What’s the difference between data journalism and computer-assisted reporting? Or, for that matter, database journalism (and thanks to whoever stuck my name in there ) or computational journalism? And does it matter?
At some level, it’s one of those semantic things. We kinda know what we’re talking about, and for practitioners of the dark arts of journalism, that’s probably good enough. But there are enough differences, too, given how the world has changed and how journalists (and journalism) approach data that we should care, as a post by Alex Howard at O’Reilly Radar makes clear. He interviews Liliana Bounegru of datadrivenjournalism.net, who talks about how, while there’s a continuum from past practices to the present,
…in the past, investigative reporters would suffer from a poverty of information relating to a question they were trying to answer or an issue that they were trying to address. While this is, of course, still the case, there is also an overwhelming abundance of information that journalists don’t necessarily know what to do with. They don’t know how to get value out of data.
Which is a great way of framing it. It’s still hard to get data, as Liliana notes, and much of journalists’ efforts continue to be tied up in writing FOIA requests or otherwise wrangling access to data. But the tide is turning, at least in broad terms. There’s more and more data available – even when it’s not officially available, people sometimes just create it themselves, even in China – and increasingly journalism has to focus efforts on analyzing, visualizing and presenting conclusions from the data. That’s a broad shift from old-fashioned CAR that both opens up opportunities as well as challenges for newsrooms.
The flood of data now available means newsrooms can’t depend on small, dedicated CAR teams for data analysis anymore; that’s simply not scalable. Instead, data is a game everyone – or most everyone – in the newsroom has to get into. That means lots more training of existing staff or hiring people with data and numeracy skills. And newsrooms, by and large, can’t opt out if they want to stay relevant; the public availability of data (and data analysis tools) means that non-journalists will be crunching numbers and data as well, often in competition with newsrooms. That may be great for the public interest – and there’s no reason why newsrooms shouldn’t collaborate more with their audience – but it doesn’t help the bottom line of news organizations that much.
Similarly, newsrooms don’t have the same kind of monopoly on publication that they once did. Anyone can set up a website; anyone can build a data visualization and post it for the world to see. That’s another area that journalists now face competition in.

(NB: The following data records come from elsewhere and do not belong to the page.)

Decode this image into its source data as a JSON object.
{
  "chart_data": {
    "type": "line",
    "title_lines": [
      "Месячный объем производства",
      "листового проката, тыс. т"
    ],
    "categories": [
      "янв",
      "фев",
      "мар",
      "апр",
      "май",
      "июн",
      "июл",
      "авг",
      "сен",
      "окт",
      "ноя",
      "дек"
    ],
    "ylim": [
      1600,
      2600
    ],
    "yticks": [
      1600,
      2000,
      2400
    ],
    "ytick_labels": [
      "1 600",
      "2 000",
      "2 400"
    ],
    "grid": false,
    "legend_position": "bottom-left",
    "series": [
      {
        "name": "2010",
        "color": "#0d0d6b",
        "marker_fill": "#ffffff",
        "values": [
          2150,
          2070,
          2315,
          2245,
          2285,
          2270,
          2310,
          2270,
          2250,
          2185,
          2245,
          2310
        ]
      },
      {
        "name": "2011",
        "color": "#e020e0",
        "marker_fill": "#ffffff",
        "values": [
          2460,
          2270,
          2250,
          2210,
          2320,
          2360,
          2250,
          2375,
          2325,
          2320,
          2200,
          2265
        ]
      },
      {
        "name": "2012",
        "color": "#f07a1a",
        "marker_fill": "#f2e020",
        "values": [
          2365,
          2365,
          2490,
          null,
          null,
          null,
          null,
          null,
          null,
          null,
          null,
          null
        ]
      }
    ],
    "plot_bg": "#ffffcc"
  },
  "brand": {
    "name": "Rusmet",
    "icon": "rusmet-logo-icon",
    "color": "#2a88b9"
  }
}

On the flip side, there are real potential business models here – whether in creating databases and selling access to them; in offering data gathering or analysis skills as consultants, and so on. That raises other issues – about where the line between journalism and research (or private investigation) lies – but it does move us away from a dependence on only advertising, subscription or grant money.
Regardless, data analysis is already a huge part of our lives, whether we realize it or not. A recent piece in the Sunday New York Times magazine highlighted the work done by statistician Andrew Pole, who works at Target, to try to identify pregnant women in the store’s database of shoppers. The idea was to present them with targeted sales pitches near their delivery dates, so that the store could inculcate new shopping habits in them. The trick was figuring out who was pregnant without asking them.
He ran test after test, analyzing the data, and before long some useful patterns emerged. Lotions, for example. Lots of people buy lotion, but one of Pole’s colleagues noticed that women on the baby registry were buying larger quantities of unscented lotion around the beginning of their second trimester. Another analyst noted that sometime in the first 20 weeks, pregnant women loaded up on supplements like calcium, magnesium and zinc. Many shoppers purchase soap and cotton balls, but when someone suddenly starts buying lots of scent-free soap and extra-big bags of cotton balls, in addition to hand sanitizers and washcloths, it signals they could be getting close to their delivery date.
As Pole’s computers crawled through the data, he was able to identify about 25 products that, when analyzed together, allowed him to assign each shopper a “pregnancy prediction” score. More important, he could also estimate her due date to within a small window, so Target could send coupons timed to very specific stages of her pregnancy.
If journalism is to be relevant to an age where this level of data analysis is already taking place, we need to be developing the skills and understanding that allow us to gather insights from that abundance of data that’s out there.